Foodservice operators will need to build even greater flexibility into their food offerings in 2017 if they are to keep up with the latest consumer trends.
Research from Horizons found that disruptive innovations such as dessert cafés, all-day brunch, bespoke dishes cooked to order and a growth in the use of third-party food delivery firms are set to feature among the key eating out trends for the year ahead.
It also warned that economic uncertainty ahead of Brexit would take its toll prompting consumers to reduce their discretionary spend and seek even better value for money from operators.

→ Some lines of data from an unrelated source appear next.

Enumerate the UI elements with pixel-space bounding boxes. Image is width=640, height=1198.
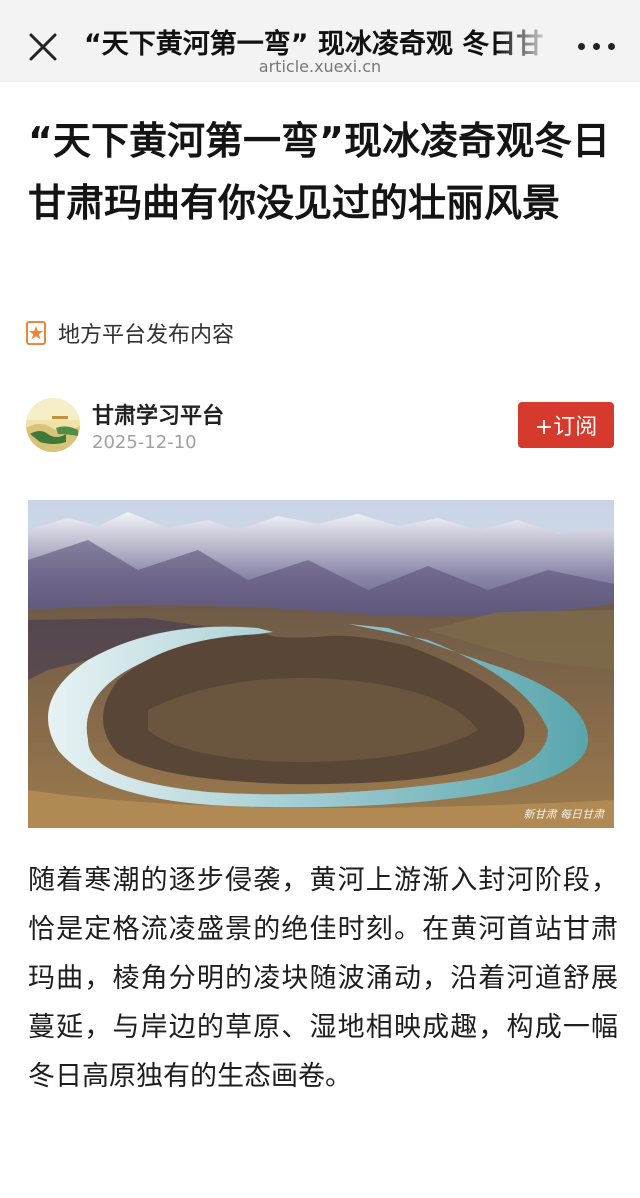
topbar-title: “天下黄河第一弯” 现冰凌奇观 冬日甘	[84, 29, 544, 60]
source-tag-label: 地方平台发布内容	[58, 323, 235, 348]
more-dots-icon	[578, 43, 585, 50]
image-watermark: 新甘肃 每日甘肃	[523, 808, 605, 821]
avatar-image	[26, 398, 80, 452]
article-title: “天下黄河第一弯”现冰凌奇观冬日甘肃玛曲有你没见过的壮丽风景	[28, 119, 610, 225]
subscribe-button[interactable]: +订阅	[518, 402, 614, 448]
avatar[interactable]	[26, 398, 80, 452]
author-row: 甘肃学习平台 2025-12-10 +订阅	[26, 396, 614, 456]
badge-icon	[26, 321, 46, 345]
yellow-river-bend-photo	[28, 500, 614, 828]
publish-date: 2025-12-10	[92, 432, 197, 453]
more-options-button[interactable]	[578, 40, 616, 52]
hero-image[interactable]: 新甘肃 每日甘肃	[28, 500, 614, 828]
source-tag: 地方平台发布内容	[26, 318, 234, 348]
top-bar: “天下黄河第一弯” 现冰凌奇观 冬日甘 article.xuexi.cn	[0, 0, 640, 82]
article-body: 随着寒潮的逐步侵袭，黄河上游渐入封河阶段，恰是定格流凌盛景的绝佳时刻。在黄河首站…	[28, 865, 618, 1092]
topbar-url: article.xuexi.cn	[258, 57, 382, 76]
author-name[interactable]: 甘肃学习平台	[92, 398, 224, 430]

Whilst predicting that a number of innovative ideas and concepts will come to market in 2017, the sector cannot escape the “looming impact” of Brexit, which will “put pressure on the price of food and equipment, energy and labour”, said Horizons’ managing director Peter Backman.
Backman added that a potential hike in menu prices would in part be offset by an increase in overseas visitors to the UK and the fact more Brits would holiday at home due to the volatile pound; however, shaky consumer confidence will see diners seeking out deals, vouchers and money-off promotions.
Other 2017 trends identified by Horizons include the growing use of natural sweeteners such as apple, dates and coconut; the continued shift into the mainstream of vegan, gluten-free and vegetarian dishes; growing demand for post workout power snacks and protein pots; and the use of super-food ingredients such as kale, green lentils and edamame beans.